Setelah aksi perdebatan panjang akhirnya Tenda mereka berhasil di bangun walupun banyak cekcok yang harus di lewatin, dan mulai merapikan barang pribadi masing masing. Suasana di dalam tenda cukup tenang karna pada sibuk dengan gadget masing masing. Karna tadi sehabis ganti baju mereka melaksanakan sholat bersama sama bagi yang muslim, jadi sekarang mereka ingin bersantai ria.
"Kira kira habis ini ngapain ya?" Tanya Alana memulai percakapan dengan meletakkan handphone nya.
"Engga tau tuh, info kegiatan juga engga di kasih tau. Katanya sih biar surprise " sahut Natasha yang tak mengalihkan pandangannya dari handphone.
"Gue cuma takut ntar tiba tiba mata kita di tutup terus di dorong ke jurang." Pikiran negatif mulai meracuni otak Azalea, si gadis penakut.
"Pikiran Lo terlalu jauh!" Toyoran Azalea dapatkan dari Kaily.
"Apaan sih Lo pegang pegang!"
"Lebay deh Lo."
"Lo tuh sumber kuman!"
"Dih dipikir gu-"
"Kaily, Azalea udah jangan berantem." Lerai Nabila.
"Tau tuh, nanti yang ada di hukum kita." Sahut Alexa.
"Lagian ribut mulu sih kerjaannya." Ucap Alana yang di angguki oleh Natasha.

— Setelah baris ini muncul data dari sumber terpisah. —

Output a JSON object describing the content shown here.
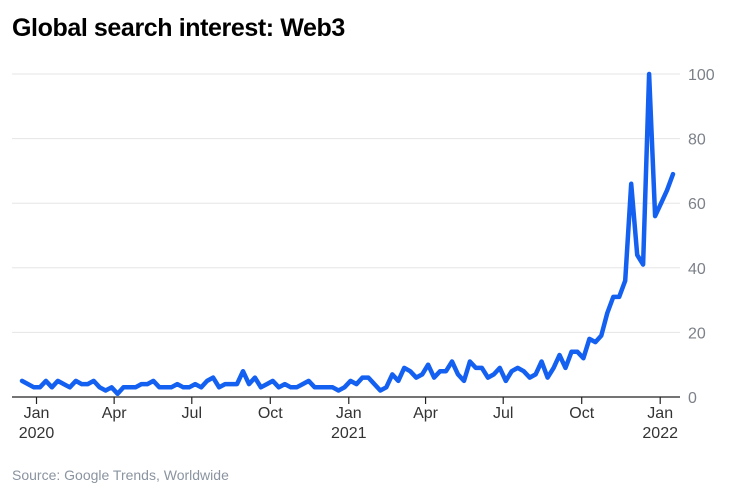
{
  "chart_data": {
    "type": "line",
    "title": "Global search interest: Web3",
    "source": "Source: Google Trends, Worldwide",
    "xlabel": "",
    "ylabel": "",
    "ylim": [
      0,
      100
    ],
    "grid": true,
    "y_axis_side": "right",
    "y_ticks": [
      0,
      20,
      40,
      60,
      80,
      100
    ],
    "x_ticks": [
      {
        "date": "2020-01-01",
        "label": "Jan",
        "sublabel": "2020"
      },
      {
        "date": "2020-04-01",
        "label": "Apr",
        "sublabel": ""
      },
      {
        "date": "2020-07-01",
        "label": "Jul",
        "sublabel": ""
      },
      {
        "date": "2020-10-01",
        "label": "Oct",
        "sublabel": ""
      },
      {
        "date": "2021-01-01",
        "label": "Jan",
        "sublabel": "2021"
      },
      {
        "date": "2021-04-01",
        "label": "Apr",
        "sublabel": ""
      },
      {
        "date": "2021-07-01",
        "label": "Jul",
        "sublabel": ""
      },
      {
        "date": "2021-10-01",
        "label": "Oct",
        "sublabel": ""
      },
      {
        "date": "2022-01-01",
        "label": "Jan",
        "sublabel": "2022"
      }
    ],
    "series": [
      {
        "color": "#1460f0",
        "x": [
          "2019-12-15",
          "2019-12-22",
          "2019-12-29",
          "2020-01-05",
          "2020-01-12",
          "2020-01-19",
          "2020-01-26",
          "2020-02-02",
          "2020-02-09",
          "2020-02-16",
          "2020-02-23",
          "2020-03-01",
          "2020-03-08",
          "2020-03-15",
          "2020-03-22",
          "2020-03-29",
          "2020-04-05",
          "2020-04-12",
          "2020-04-19",
          "2020-04-26",
          "2020-05-03",
          "2020-05-10",
          "2020-05-17",
          "2020-05-24",
          "2020-05-31",
          "2020-06-07",
          "2020-06-14",
          "2020-06-21",
          "2020-06-28",
          "2020-07-05",
          "2020-07-12",
          "2020-07-19",
          "2020-07-26",
          "2020-08-02",
          "2020-08-09",
          "2020-08-16",
          "2020-08-23",
          "2020-08-30",
          "2020-09-06",
          "2020-09-13",
          "2020-09-20",
          "2020-09-27",
          "2020-10-04",
          "2020-10-11",
          "2020-10-18",
          "2020-10-25",
          "2020-11-01",
          "2020-11-08",
          "2020-11-15",
          "2020-11-22",
          "2020-11-29",
          "2020-12-06",
          "2020-12-13",
          "2020-12-20",
          "2020-12-27",
          "2021-01-03",
          "2021-01-10",
          "2021-01-17",
          "2021-01-24",
          "2021-01-31",
          "2021-02-07",
          "2021-02-14",
          "2021-02-21",
          "2021-02-28",
          "2021-03-07",
          "2021-03-14",
          "2021-03-21",
          "2021-03-28",
          "2021-04-04",
          "2021-04-11",
          "2021-04-18",
          "2021-04-25",
          "2021-05-02",
          "2021-05-09",
          "2021-05-16",
          "2021-05-23",
          "2021-05-30",
          "2021-06-06",
          "2021-06-13",
          "2021-06-20",
          "2021-06-27",
          "2021-07-04",
          "2021-07-11",
          "2021-07-18",
          "2021-07-25",
          "2021-08-01",
          "2021-08-08",
          "2021-08-15",
          "2021-08-22",
          "2021-08-29",
          "2021-09-05",
          "2021-09-12",
          "2021-09-19",
          "2021-09-26",
          "2021-10-03",
          "2021-10-10",
          "2021-10-17",
          "2021-10-24",
          "2021-10-31",
          "2021-11-07",
          "2021-11-14",
          "2021-11-21",
          "2021-11-28",
          "2021-12-05",
          "2021-12-12",
          "2021-12-19",
          "2021-12-26",
          "2022-01-02",
          "2022-01-09",
          "2022-01-16"
        ],
        "y": [
          5,
          4,
          3,
          3,
          5,
          3,
          5,
          4,
          3,
          5,
          4,
          4,
          5,
          3,
          2,
          3,
          1,
          3,
          3,
          3,
          4,
          4,
          5,
          3,
          3,
          3,
          4,
          3,
          3,
          4,
          3,
          5,
          6,
          3,
          4,
          4,
          4,
          8,
          4,
          6,
          3,
          4,
          5,
          3,
          4,
          3,
          3,
          4,
          5,
          3,
          3,
          3,
          3,
          2,
          3,
          5,
          4,
          6,
          6,
          4,
          2,
          3,
          7,
          5,
          9,
          8,
          6,
          7,
          10,
          6,
          8,
          8,
          11,
          7,
          5,
          11,
          9,
          9,
          6,
          7,
          9,
          5,
          8,
          9,
          8,
          6,
          7,
          11,
          6,
          9,
          13,
          9,
          14,
          14,
          12,
          18,
          17,
          19,
          26,
          31,
          31,
          36,
          66,
          44,
          41,
          100,
          56,
          60,
          64,
          69
        ]
      }
    ]
  }
}
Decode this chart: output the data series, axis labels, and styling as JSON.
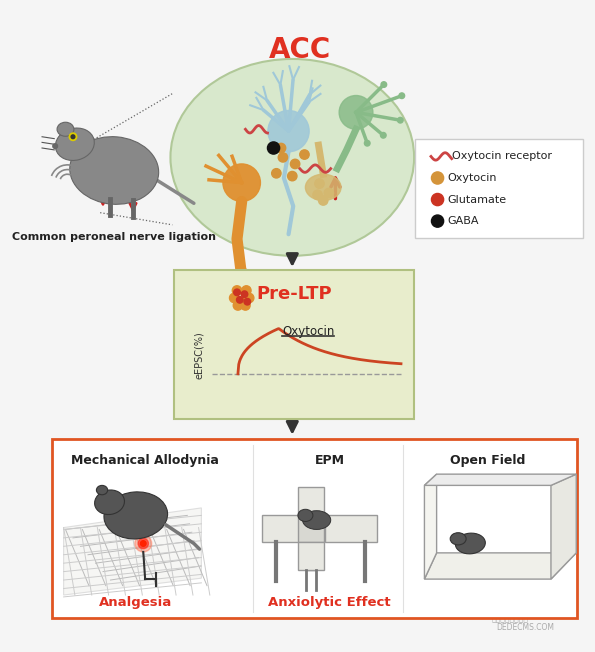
{
  "title": "ACC",
  "title_color": "#e03020",
  "title_fontsize": 20,
  "bg_color": "#f5f5f5",
  "legend_items": [
    {
      "label": "Oxytocin receptor",
      "color": "#cc4444",
      "type": "wave"
    },
    {
      "label": "Oxytocin",
      "color": "#d4943a",
      "type": "circle"
    },
    {
      "label": "Glutamate",
      "color": "#cc3322",
      "type": "circle"
    },
    {
      "label": "GABA",
      "color": "#111111",
      "type": "circle"
    }
  ],
  "nerve_label": "Common peroneal nerve ligation",
  "preltp_label": "Pre-LTP",
  "preltp_label_color": "#e03020",
  "preltp_bg": "#e8edcc",
  "preltp_border": "#b0c080",
  "graph_ylabel": "eEPSC(%)",
  "graph_annotation": "Oxytocin",
  "graph_curve_color": "#cc4422",
  "graph_dashed_color": "#999999",
  "graph_arrow_color": "#4488bb",
  "bottom_border_color": "#e05522",
  "bottom_bg": "#ffffff",
  "label_mechanical": "Mechanical Allodynia",
  "label_epm": "EPM",
  "label_openfield": "Open Field",
  "label_analgesia": "Analgesia",
  "label_analgesia_color": "#e03020",
  "label_anxiolytic": "Anxiolytic Effect",
  "label_anxiolytic_color": "#e03020",
  "arrow_color": "#333333",
  "ellipse_bg": "#d8e8cc",
  "ellipse_border": "#b0c898",
  "neuron_blue": "#a0c8d8",
  "neuron_orange": "#e09030",
  "neuron_green": "#88bb88",
  "neuron_tan": "#d4b870",
  "mouse_color": "#888888",
  "mouse_dark": "#555555"
}
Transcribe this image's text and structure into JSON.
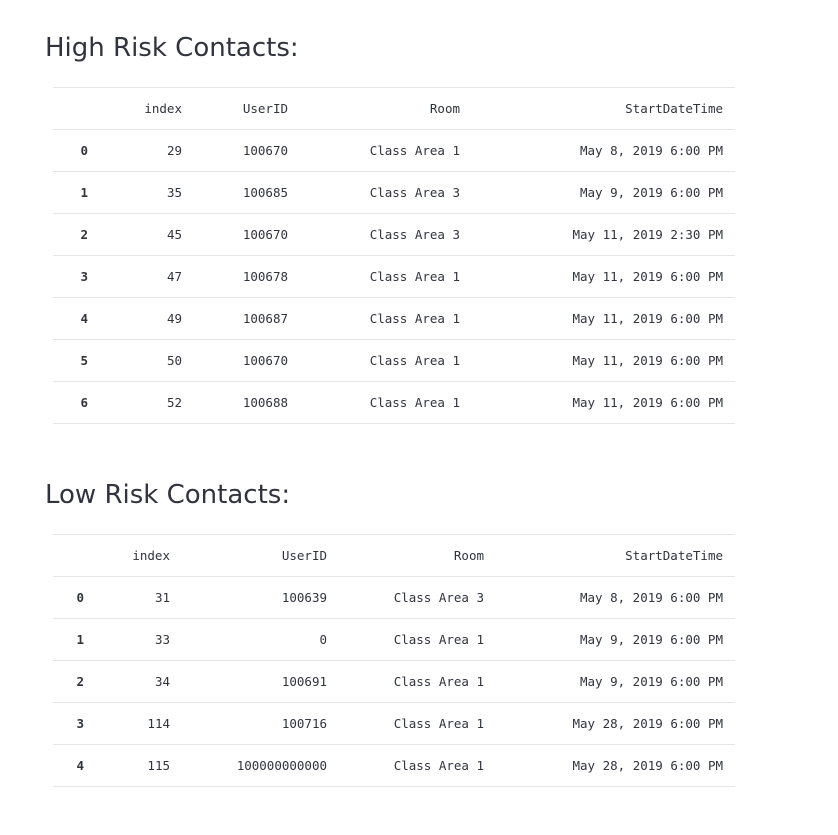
{
  "high": {
    "title": "High Risk Contacts:",
    "columns": [
      "",
      "index",
      "UserID",
      "Room",
      "StartDateTime"
    ],
    "rows": [
      [
        "0",
        "29",
        "100670",
        "Class Area 1",
        "May 8, 2019 6:00 PM"
      ],
      [
        "1",
        "35",
        "100685",
        "Class Area 3",
        "May 9, 2019 6:00 PM"
      ],
      [
        "2",
        "45",
        "100670",
        "Class Area 3",
        "May 11, 2019 2:30 PM"
      ],
      [
        "3",
        "47",
        "100678",
        "Class Area 1",
        "May 11, 2019 6:00 PM"
      ],
      [
        "4",
        "49",
        "100687",
        "Class Area 1",
        "May 11, 2019 6:00 PM"
      ],
      [
        "5",
        "50",
        "100670",
        "Class Area 1",
        "May 11, 2019 6:00 PM"
      ],
      [
        "6",
        "52",
        "100688",
        "Class Area 1",
        "May 11, 2019 6:00 PM"
      ]
    ]
  },
  "low": {
    "title": "Low Risk Contacts:",
    "columns": [
      "",
      "index",
      "UserID",
      "Room",
      "StartDateTime"
    ],
    "rows": [
      [
        "0",
        "31",
        "100639",
        "Class Area 3",
        "May 8, 2019 6:00 PM"
      ],
      [
        "1",
        "33",
        "0",
        "Class Area 1",
        "May 9, 2019 6:00 PM"
      ],
      [
        "2",
        "34",
        "100691",
        "Class Area 1",
        "May 9, 2019 6:00 PM"
      ],
      [
        "3",
        "114",
        "100716",
        "Class Area 1",
        "May 28, 2019 6:00 PM"
      ],
      [
        "4",
        "115",
        "100000000000",
        "Class Area 1",
        "May 28, 2019 6:00 PM"
      ]
    ]
  }
}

Reflek mereka semua saling pandang,
Mereka ngaca ga sih? Siapa yang sering adu mulut di sini!
Begitulah kira kira arti pandangan mereka. Ingin sekali rasanya menimpuk mulut mereka berdua menggunakan sendal.
🌷🌷🌷
Disisi lain geng Alvino sedang berkumpul di samping tenda yang beralaskan tikar, Dengan Reza yang memegang gitar dan sesekali di petiknya. Beberapa kaum hawa yang melintas menatap kagum dengan ciptaan tuhan yang satu itu, dan ada beberapa dari mereka yang mendapat gombalan maut dari King Danu sang raja gombal hingga membuat mereka merona.
"Kebiasaan banget orang ganteng, makanya di liatin mulu."
"Kepedean banget Lo panu!" Guntur mendengus kesal dengan raja gombal satu itu.
"Heh! Jangan ganti ganti nama orang ganteng sembarangan! Gue engga siap ye kalo harus potong kambeng lagi." Danu menatap sinis Guntur.
"Yaelah beda satu huruf doang."
"Beda satu kata merubah segalanya loh." Gilang yang mulut nya penuh makanan pun ikut menimbrung.
"Nah bener tuh, Terimakasih monyet kau memang sahabatku!." Dengan gaya bicara yang meniru salah satu karakter di film kancil.
"Najis! Jijik aku bang!"
"Bertingkah aneh aneh gue jitakin kepala Lo satu satu." Guntur menatap dua manusia aneh itu dengan tajam.
"Lama lama Lo kaya si Bila dah ngomongnya." Celetuk Reza.
KAMU SEDANG MEMBACA
IMDL
Romancehanya ada kesunyian di antara keduanya sebelum sebuah pertanyaan terlontar dari bibir sang gadis untuk memecah keheningan. "Avinn, Aku kalo jadi princess cocok gak?" Tanya Nabila sambil menatap berbinar ke arah Alvino. "Cocok.. " "jadi nenek sihir n...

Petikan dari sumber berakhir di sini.